The statement appeared reminiscent of the response Smotrich received from the Board of Deputies of British Jews — the top, mainstream umbrella organization for UK Jews — when he arrived in Britain to tour local Jewish communities one year ago.
“We reject the abominable views and the hate-provoking ideology of Bezalel Smotrich,” the Board of Deputies tweeted in Hebrew at the time. “We call on all members of the British Jewish community to show him the door. Get back on the plane, Bezalel, and be remembered as a disgrace forever.”
The rhetoric surprised some — and drew condemnation from President Isaac Herzog — but may have been more characteristic for a UK Jewish community establishment that is slightly to the left of the US Jewish establishment.
Then again, Smotrich was an opposition lawmaker, not a minister acting as a representative of the Israeli government when he came to the UK, which gives more significance to the call made by the US Jewish leaders on Friday.
Signatories of the statement included Jewish Democratic Council of America chair ex-Rep. Ron Klein and CEO Halie Soifer, National Council of Jewish Women CEO Sheila Katz, Conservative movement chief Jacob Blumenthal, Reform movement chief Rick Jacobs, former ADL director Abe Foxman, and former US ambassadors to Israel Martin Indyk, Daniel Kurtzer and Dov Zakheim, who worked in the Reagan and Bush administrations.
While former AIPAC CEO Tom Dine also signed onto the letter, his former organization has avoided weighing in on Smotrich’s comments at all, demonstrating that not all parts of the community are ready to disassociate with the far-right minister.
Israel Bonds has also resisted calls to rescind its invitation to Smotrich, saying Thursday that it “remains unbiased with regard to any political party or affiliation” and that “finance ministers from across the political spectrum have historically” attended its events.
Smotrich, who heads the far-right Religious Zionism party, also serves as a minister in the Defense Ministry in charge of the body that authorizes settlement construction and demolition of Palestinian homes in much of the West Bank. That area of authority includes large parts of Huwara, where some 7,000 Palestinians live in the northern West Bank.
In his comments Wednesday, during an on-stage interview at a financial conference hosted by The Marker business daily, Smotrich was asked why he had on Sunday evening “liked” a tweet by Samaria Regional Council deputy mayor Davidi Ben Zion that called “to wipe out the village of Huwara today.”
“Because I think the village of Huwara needs to be wiped out. I think the State of Israel should do it,” Smotrich replied.
He added that “God forbid,” the job shouldn’t be done by private citizens, condemning the rampage and saying “we shouldn’t be dragged into anarchy in which civilians take the law into their own hands.”

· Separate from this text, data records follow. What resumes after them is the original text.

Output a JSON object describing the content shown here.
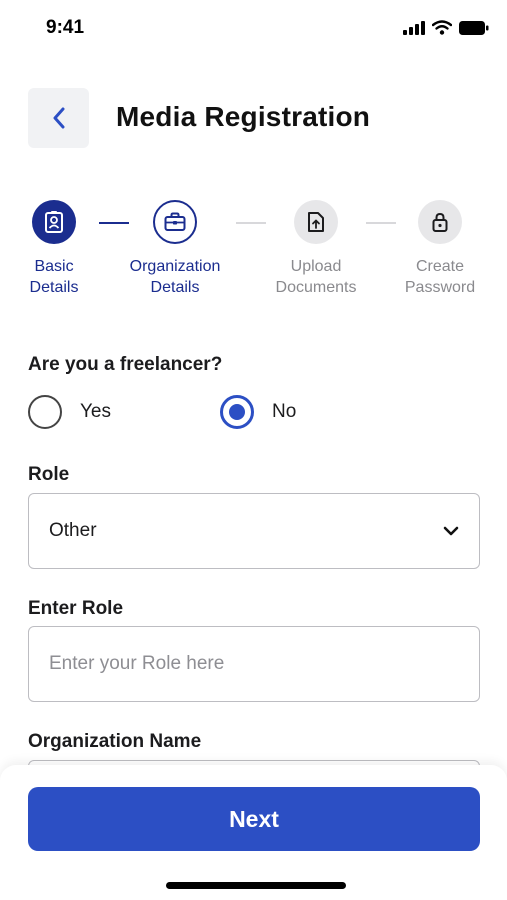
{
  "status_bar": {
    "time": "9:41"
  },
  "header": {
    "title": "Media Registration"
  },
  "stepper": {
    "steps": [
      {
        "line1": "Basic",
        "line2": "Details",
        "state": "done",
        "icon": "id-badge-icon"
      },
      {
        "line1": "Organization",
        "line2": "Details",
        "state": "active",
        "icon": "briefcase-icon"
      },
      {
        "line1": "Upload",
        "line2": "Documents",
        "state": "todo",
        "icon": "upload-file-icon"
      },
      {
        "line1": "Create",
        "line2": "Password",
        "state": "todo",
        "icon": "lock-icon"
      }
    ]
  },
  "form": {
    "freelancer_question": "Are you a freelancer?",
    "option_yes": "Yes",
    "option_no": "No",
    "selected_option": "No",
    "role_label": "Role",
    "role_value": "Other",
    "enter_role_label": "Enter Role",
    "enter_role_placeholder": "Enter your Role here",
    "enter_role_value": "",
    "org_name_label": "Organization Name"
  },
  "footer": {
    "next_label": "Next"
  },
  "colors": {
    "primary": "#2c4fc4",
    "stepper_active": "#1b2d8f",
    "stepper_inactive": "#8a8a8e",
    "stepper_inactive_bg": "#e7e7e9"
  }
}
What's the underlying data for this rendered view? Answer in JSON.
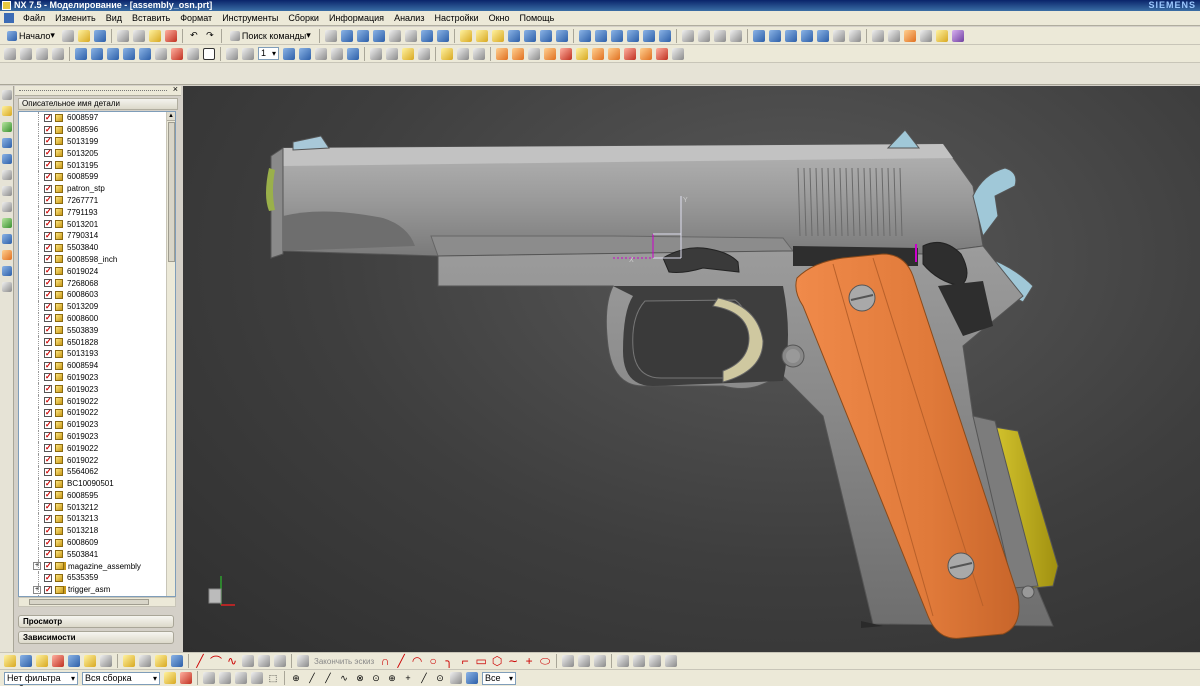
{
  "window": {
    "title": "NX 7.5 - Моделирование - [assembly_osn.prt]",
    "brand": "SIEMENS"
  },
  "menu": [
    "Файл",
    "Изменить",
    "Вид",
    "Вставить",
    "Формат",
    "Инструменты",
    "Сборки",
    "Информация",
    "Анализ",
    "Настройки",
    "Окно",
    "Помощь"
  ],
  "toolbar": {
    "start_label": "Начало",
    "command_search_label": "Поиск команды",
    "layer_value": "1"
  },
  "navigator": {
    "column_header": "Описательное имя детали",
    "parts": [
      "6008597",
      "6008596",
      "5013199",
      "5013205",
      "5013195",
      "6008599",
      "patron_stp",
      "7267771",
      "7791193",
      "5013201",
      "7790314",
      "5503840",
      "6008598_inch",
      "6019024",
      "7268068",
      "6008603",
      "5013209",
      "6008600",
      "5503839",
      "6501828",
      "5013193",
      "6008594",
      "6019023",
      "6019023",
      "6019022",
      "6019022",
      "6019023",
      "6019023",
      "6019022",
      "6019022",
      "5564062",
      "BC10090501",
      "6008595",
      "5013212",
      "5013213",
      "5013218",
      "6008609",
      "5503841",
      "magazine_assembly",
      "6535359",
      "trigger_asm"
    ],
    "assemblies": [
      "magazine_assembly",
      "trigger_asm"
    ],
    "sections": {
      "preview": "Просмотр",
      "dependencies": "Зависимости"
    }
  },
  "selection_bar": {
    "filter_value": "Нет фильтра выб",
    "scope_value": "Вся сборка",
    "snap_value": "Все",
    "sketch_hint": "Закончить эскиз"
  },
  "colors": {
    "slide": "#9a9a9a",
    "frame": "#8a8a8a",
    "grip": "#e07a3a",
    "trigger_guard_insert": "#cfc8a0",
    "magazine_base": "#c8b820",
    "accent_part": "#a0c8d8",
    "viewport_bg": "#3e3e3e"
  },
  "icons": {
    "triad": "wcs-triad-icon",
    "view_triad": "view-triad-icon"
  }
}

As denunciations poured in on Wednesday, Smotrich issued a statement saying the media was trying to “create a distorted interpretation” of his remarks. He claimed Huwara is a “hostile village” where residents throw stones and shoot at Israelis every day and that he supports a “disproportionate response” by the IDF against the town for every act of terrorism in order to establish deterrence.
He appeared to have deleted that clarification tweet before writing later in the day, “so there isn’t any doubt, I did not mean wipe out the village of Huwara, rather act in a targeted manner against the terrorists and supporters of terrorism living there and to exact a heavy price from them in order to restore security to the [Jewish] residents of the area.”